Retro Coin Op Synopsis
Most video games offer an escape from reality: Be a space commander, a Medieval knight, a karate champ! So what was the deal with Paperboy? What kid wants to spend a hard-earned quarter to do what he or she got paid to do every morning (usually hating every minute of it)? Ah, but this was no ordinary paper route, and this was no ordinary paperboy…
In one sense, this game may as well have been called Paperboy’s Revenge. Rolled-up newspapers made handy projectile weapons, and Paperboy actually rewarded you for misusing them. As our heroic paperboy rode down the street on his finely-tuned bike, he passed the houses of newspaper subscribers and non-subscribers alike. If he wanted to keep his job, he made sure to toss papers safely onto the doormats or into the mailboxes of subscribers, but everything and everyone else was fair game.

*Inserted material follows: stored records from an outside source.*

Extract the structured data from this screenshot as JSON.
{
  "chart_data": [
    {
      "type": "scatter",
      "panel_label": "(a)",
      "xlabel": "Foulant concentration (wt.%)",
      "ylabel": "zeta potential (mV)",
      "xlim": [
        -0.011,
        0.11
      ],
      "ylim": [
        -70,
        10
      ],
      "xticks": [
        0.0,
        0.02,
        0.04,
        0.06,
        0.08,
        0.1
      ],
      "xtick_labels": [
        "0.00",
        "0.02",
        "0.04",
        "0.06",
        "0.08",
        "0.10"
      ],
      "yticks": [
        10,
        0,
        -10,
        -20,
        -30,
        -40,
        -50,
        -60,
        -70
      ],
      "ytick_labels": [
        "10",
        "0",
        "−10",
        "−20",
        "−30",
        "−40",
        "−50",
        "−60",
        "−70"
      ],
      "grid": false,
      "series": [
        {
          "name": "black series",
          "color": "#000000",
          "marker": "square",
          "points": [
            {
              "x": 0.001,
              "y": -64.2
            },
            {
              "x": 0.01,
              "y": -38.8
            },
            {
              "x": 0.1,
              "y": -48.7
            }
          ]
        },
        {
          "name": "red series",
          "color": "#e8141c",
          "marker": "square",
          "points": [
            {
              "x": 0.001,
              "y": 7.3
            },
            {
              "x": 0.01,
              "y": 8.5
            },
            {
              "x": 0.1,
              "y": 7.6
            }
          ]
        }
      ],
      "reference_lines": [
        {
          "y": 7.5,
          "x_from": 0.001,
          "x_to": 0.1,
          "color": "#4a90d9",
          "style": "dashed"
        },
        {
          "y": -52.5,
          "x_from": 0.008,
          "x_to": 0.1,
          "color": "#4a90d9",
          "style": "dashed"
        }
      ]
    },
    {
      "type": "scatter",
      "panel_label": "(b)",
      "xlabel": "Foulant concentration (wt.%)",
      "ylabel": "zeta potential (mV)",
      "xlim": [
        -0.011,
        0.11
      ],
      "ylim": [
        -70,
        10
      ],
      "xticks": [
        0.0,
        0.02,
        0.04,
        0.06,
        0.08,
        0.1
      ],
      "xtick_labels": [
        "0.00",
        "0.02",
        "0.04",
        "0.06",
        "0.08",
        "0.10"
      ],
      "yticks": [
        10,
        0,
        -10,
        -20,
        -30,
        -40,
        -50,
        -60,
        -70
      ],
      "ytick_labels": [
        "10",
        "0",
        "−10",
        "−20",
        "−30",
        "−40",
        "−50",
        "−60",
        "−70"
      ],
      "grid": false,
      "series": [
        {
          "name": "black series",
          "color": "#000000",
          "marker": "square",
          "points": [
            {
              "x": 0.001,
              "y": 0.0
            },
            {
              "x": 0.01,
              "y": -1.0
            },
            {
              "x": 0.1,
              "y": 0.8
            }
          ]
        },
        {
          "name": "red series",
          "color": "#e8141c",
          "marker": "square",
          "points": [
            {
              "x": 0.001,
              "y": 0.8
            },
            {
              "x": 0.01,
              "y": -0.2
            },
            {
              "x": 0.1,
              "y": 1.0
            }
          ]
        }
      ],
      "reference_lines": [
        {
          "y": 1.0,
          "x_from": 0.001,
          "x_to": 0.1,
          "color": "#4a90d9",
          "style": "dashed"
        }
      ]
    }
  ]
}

The biggest targets were non-subscriber homes, which were conveniently painted in drab grays and blacks. The game awarded bonus points for breaking windows in these homes, as well as knocking over their front yard tombstones (don’t ask). Sometimes, the non-subscribers would even sign up for future service (possibly just to keep that little punk from breaking all their stuff). But you had to pick your targets carefully… If you knocked out a window in a subscriber’s home, they’d cancel delivery, and soon our little paperboy would be out of a job.
There were plenty of other people and objects to throw at as well—cars, kids on bikes and Big Wheels, brawling men, trash cans, even the Grim Reaper himself—but many of these struck back. The paperboy’s route also took him across a busy intersection, where danger traveled well above the residential speed limit. Newspaper supplies were also limited, so Paperboy had to keep an eye out for extra bundles sitting at the side of the road.
At the end of the street was a fancy BMX dirt track, where the paperboy could hone his skills by throwing at bull’s eye targets while catching air on handy ramps. The day ended with a tally of Paperboy’s score, based on his successful deliveries and breakage bonuses. Paperboy even got his name in the morning paper, but the lad remained a humble hero, starting the next day the same as any other—delivering papers. Of course, in the early days of the game it was also possible to take advantage of a programming glitch that allowed Paperboy to veer off at the end of the dirt track and continue riding through a bizzaro version of the town. If you made it through the town unscathed, you were given an endless number of extra lives. In later years, the glitch was fixed.
Paperboy’s clever concept and eye-catching graphics were enough to keep players coming back for more, but the game’s unique controls were usually what got them to try it out in the first place. Players gripped actual handlebars to control the bike, pushing forward to accelerate and pulling back to brake. If they tried to go too slowly, however, a swarm of bees chased them down (Atari used a similar gimmick in their 1986 skateboarding game, 720º. Somebody at the company must have had a very bad experience with bees as a child).
Paperboy was like a juvenile delinquent’s dream come true. Vandalism was rewarded, and best of all, there were no consequences. That, plus a selectable level system of three separate courses—Easy Street, Middle Road and Hard Way—helped make Paperboy a favorite game of many, and a welcome escape for real-life paperboys and papergirls everywhere.